In recent weeks I’ve expanded my experience of daytime TV and recently I saw an advert for the Red Cross which particularly struck me.

It was voiced by Julie Walters asking something like.... “In years to come we will ask ourselves ‘what did you do during the coronavirus crisis’?”

The answer -  “We adapted.  We created. We cared. We stood together”.

Of course, we will all have done that and more.

We stayed at home as well.
We experienced things we never thought we would. 
We reached anxiety levels we never imagined. 
We got ill and recovered. 
We experienced the death of friends, neighbours, colleagues, family.

And more, of course.

As I thought more and more about what we did....what I did, I reflected that some of the time I spent was simply waiting for the storm to pass.

Some of the time, I found “things to do” to fill the time.

And some of the time, I used for reflection on where I am in life right now, and what I really want to be doing – what I really want to get back into.  And what it’s time for me to leave.

So when the “new normal” arrives and we each re-enter the world step by step, there’s one thing we can be certain of.

Things will never be the same again.

There are too many experiences.  Too much grief and trauma.  Too many thoughts and feelings for my life, and your life, to be ever the same again.

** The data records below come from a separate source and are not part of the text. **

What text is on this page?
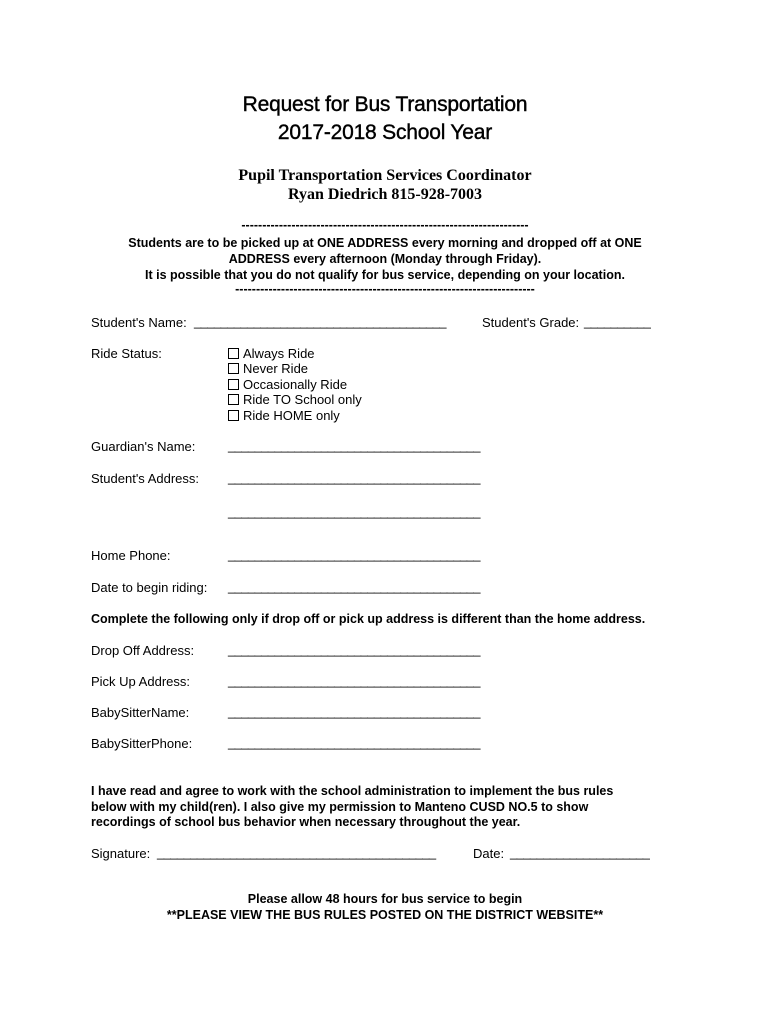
Request for Bus Transportation
2017-2018 School Year
Pupil Transportation Services Coordinator
Ryan Diedrich 815-928-7003
---------------------------------------------------------------------
Students are to be picked up at ONE ADDRESS every morning and dropped off at ONE
ADDRESS every afternoon (Monday through Friday).
It is possible that you do not qualify for bus service, depending on your location.
------------------------------------------------------------------------
Student's Name: ______________________________________	Student's Grade: __________
Ride Status:	Always Ride
Never Ride
Occasionally Ride
Ride TO School only
Ride HOME only
Guardian's Name:	______________________________________
Student's Address: ______________________________________
______________________________________
Home Phone:	______________________________________
Date to begin riding: ______________________________________
Complete the following only if drop off or pick up address is different than the home address.
Drop Off Address:	______________________________________
Pick Up Address:	______________________________________
BabySitterName:	______________________________________
BabySitterPhone:	______________________________________
I have read and agree to work with the school administration to implement the bus rules
below with my child(ren). I also give my permission to Manteno CUSD NO.5 to show
recordings of school bus behavior when necessary throughout the year.
Signature: __________________________________________	Date: _____________________
Please allow 48 hours for bus service to begin
**PLEASE VIEW THE BUS RULES POSTED ON THE DISTRICT WEBSITE**
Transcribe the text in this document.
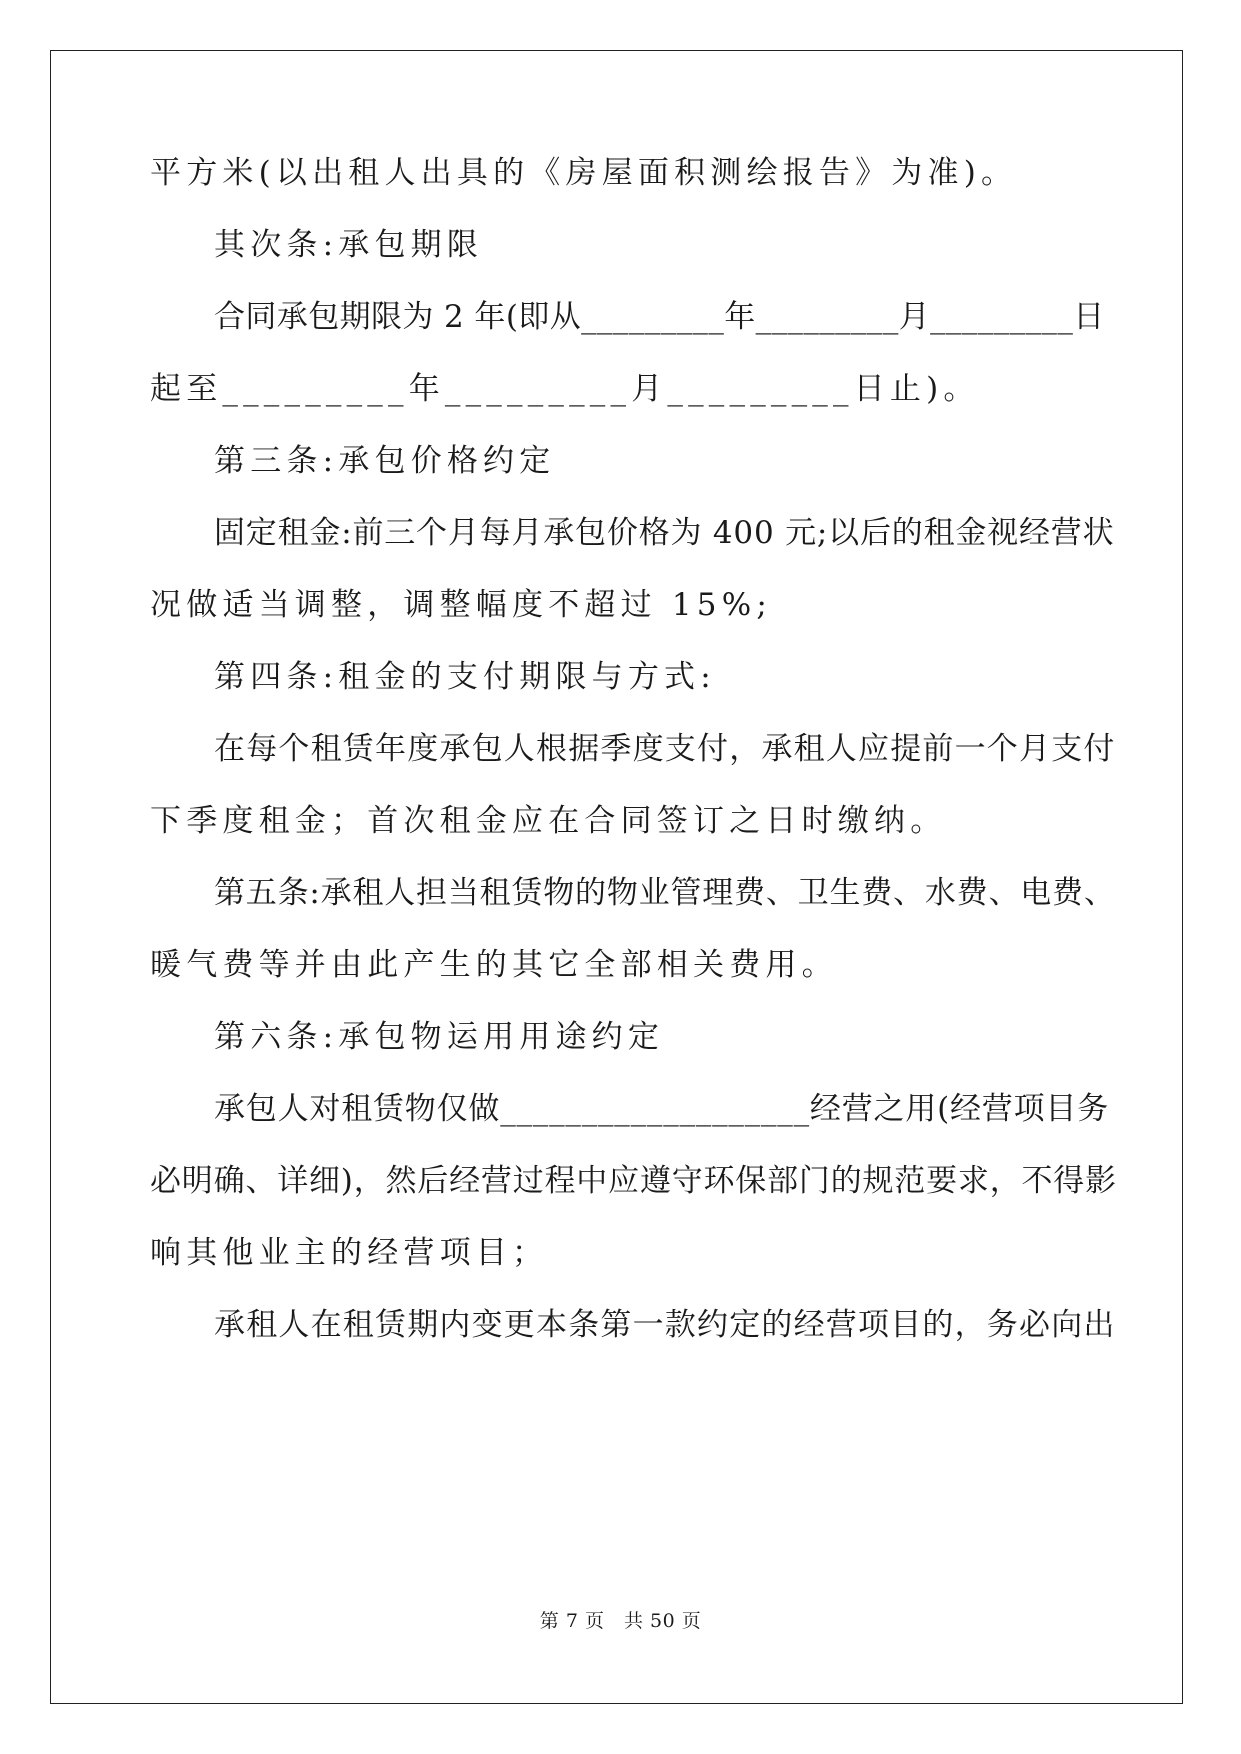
平方米(以出租人出具的《房屋面积测绘报告》为准)。
其次条:承包期限
合同承包期限为 2 年(即从_________年_________月_________日
起至_________年_________月_________日止)。
第三条:承包价格约定
固定租金:前三个月每月承包价格为 400 元;以后的租金视经营状
况做适当调整，调整幅度不超过 15%;
第四条:租金的支付期限与方式:
在每个租赁年度承包人根据季度支付，承租人应提前一个月支付
下季度租金；首次租金应在合同签订之日时缴纳。
第五条:承租人担当租赁物的物业管理费、卫生费、水费、电费、
暖气费等并由此产生的其它全部相关费用。
第六条:承包物运用用途约定
承包人对租赁物仅做___________________经营之用(经营项目务
必明确、详细)，然后经营过程中应遵守环保部门的规范要求，不得影
响其他业主的经营项目；
承租人在租赁期内变更本条第一款约定的经营项目的，务必向出
第 7 页　共 50 页
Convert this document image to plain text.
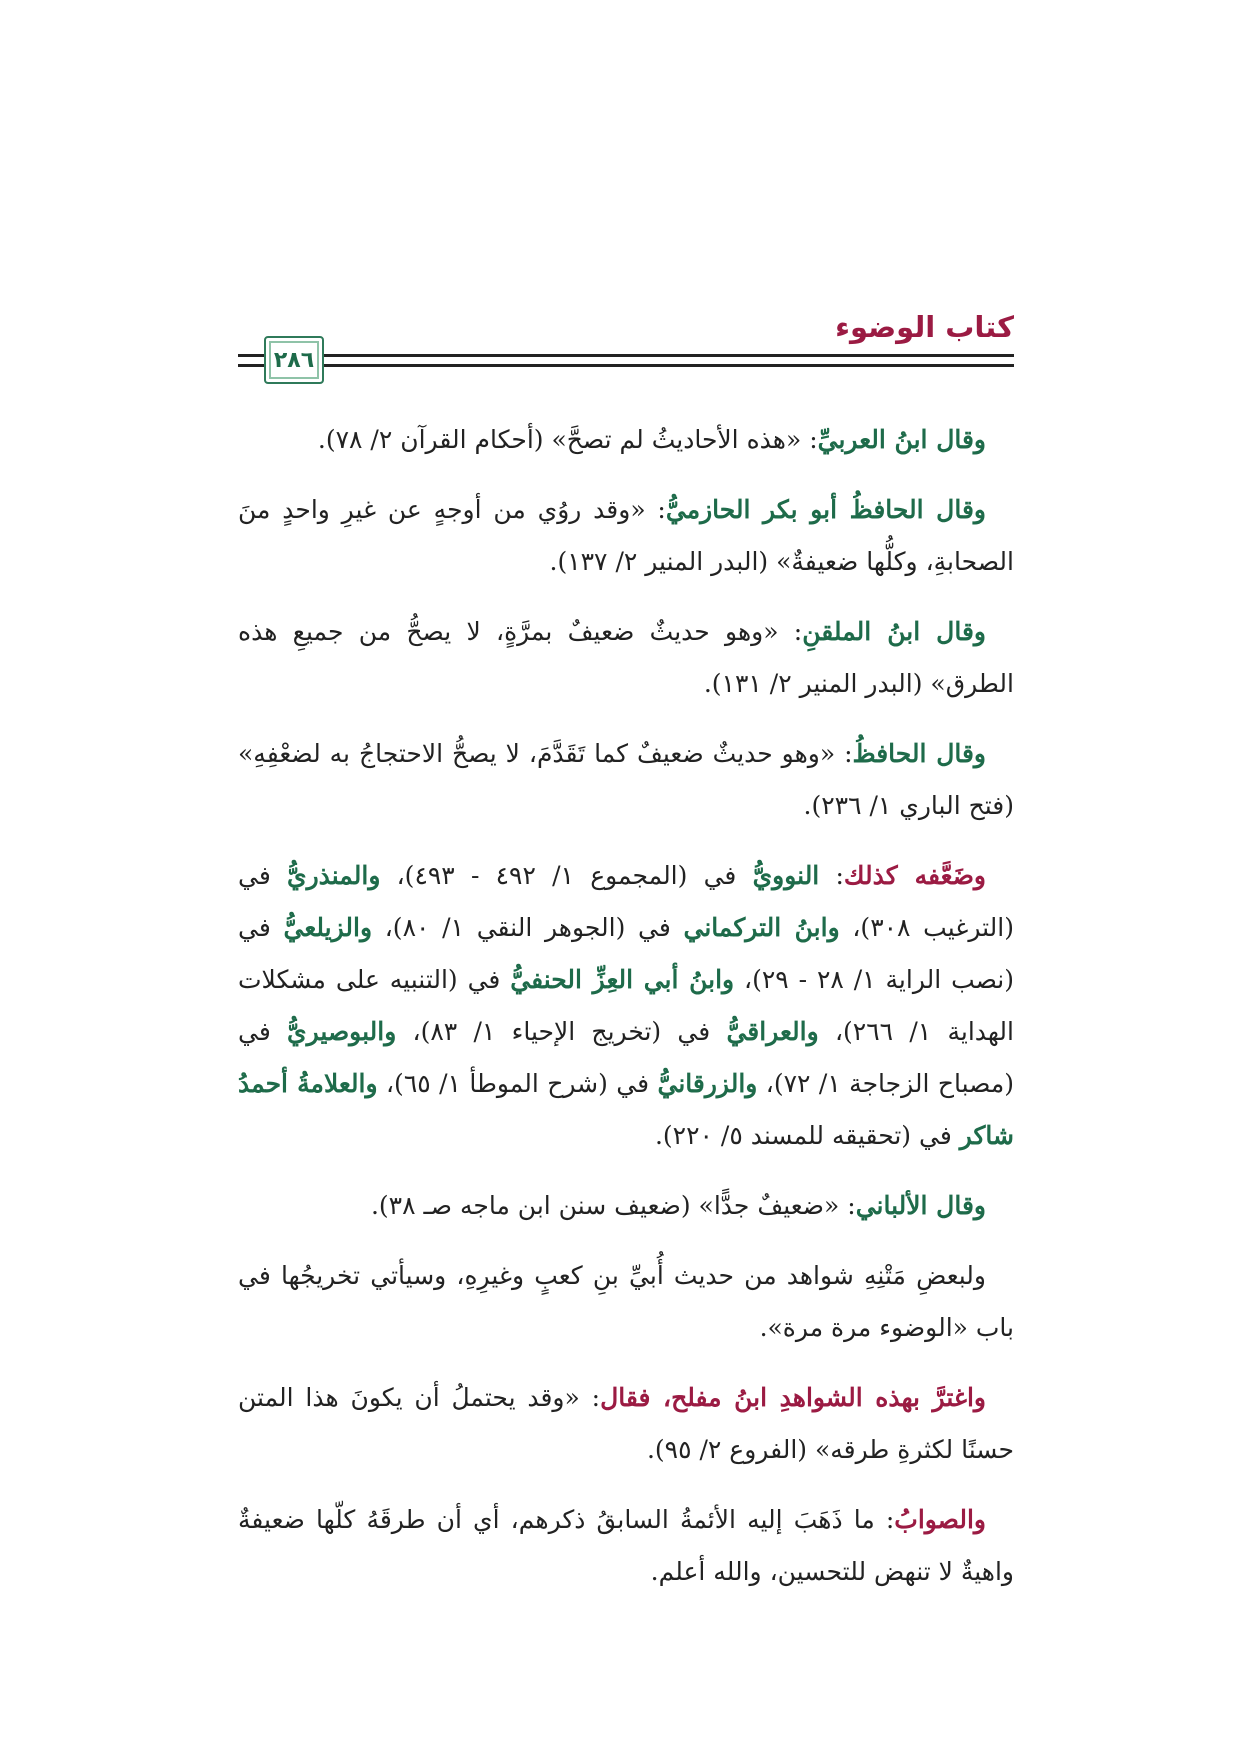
كتاب الوضوء
٢٨٦

وقال ابنُ العربيِّ: «هذه الأحاديثُ لم تصحَّ» (أحكام القرآن ٢/ ٧٨).

وقال الحافظُ أبو بكر الحازميُّ: «وقد روُي من أوجهٍ عن غيرِ واحدٍ منَ الصحابةِ، وكلُّها ضعيفةٌ» (البدر المنير ٢/ ١٣٧).

وقال ابنُ الملقنِ: «وهو حديثٌ ضعيفٌ بمرَّةٍ، لا يصحُّ من جميعِ هذه الطرق» (البدر المنير ٢/ ١٣١).

وقال الحافظُ: «وهو حديثٌ ضعيفٌ كما تَقَدَّمَ، لا يصحُّ الاحتجاجُ به لضعْفِهِ» (فتح الباري ١/ ٢٣٦).

وضَعَّفه كذلك: النوويُّ في (المجموع ١/ ٤٩٢ - ٤٩٣)، والمنذريُّ في (الترغيب ٣٠٨)، وابنُ التركماني في (الجوهر النقي ١/ ٨٠)، والزيلعيُّ في (نصب الراية ١/ ٢٨ - ٢٩)، وابنُ أبي العِزِّ الحنفيُّ في (التنبيه على مشكلات الهداية ١/ ٢٦٦)، والعراقيُّ في (تخريج الإحياء ١/ ٨٣)، والبوصيريُّ في (مصباح الزجاجة ١/ ٧٢)، والزرقانيُّ في (شرح الموطأ ١/ ٦٥)، والعلامةُ أحمدُ شاكر في (تحقيقه للمسند ٥/ ٢٢٠).

وقال الألباني: «ضعيفٌ جدًّا» (ضعيف سنن ابن ماجه صـ ٣٨).

ولبعضِ مَتْنِهِ شواهد من حديث أُبيِّ بنِ كعبٍ وغيرِهِ، وسيأتي تخريجُها في باب «الوضوء مرة مرة».

واغترَّ بهذه الشواهدِ ابنُ مفلح، فقال: «وقد يحتملُ أن يكونَ هذا المتن حسنًا لكثرةِ طرقه» (الفروع ٢/ ٩٥).

والصوابُ: ما ذَهَبَ إليه الأئمةُ السابقُ ذكرهم، أي أن طرقَهُ كلّها ضعيفةٌ واهيةٌ لا تنهض للتحسين، والله أعلم.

And all of that process will be in therapy rooms, online, in emails, on phones, video calls etc.

In order to be with others as they work through their processes, we must work through our own.  We don’t need to be completely sorted obviously (which of us is ever that?!).  But we do need to have worked through issues to the level where we can sit with another without bringing our own stuff into the room.

And just like the process of coming out of lockdown, that needs to be taken slowly, step by step.  At a pace that is right for each of us individually.

We owe it to ourselves, to each other, to those around us, and to our clients.

However we do it, and whatever we do, we absolutely need to ensure it is part of our own  “new normal.”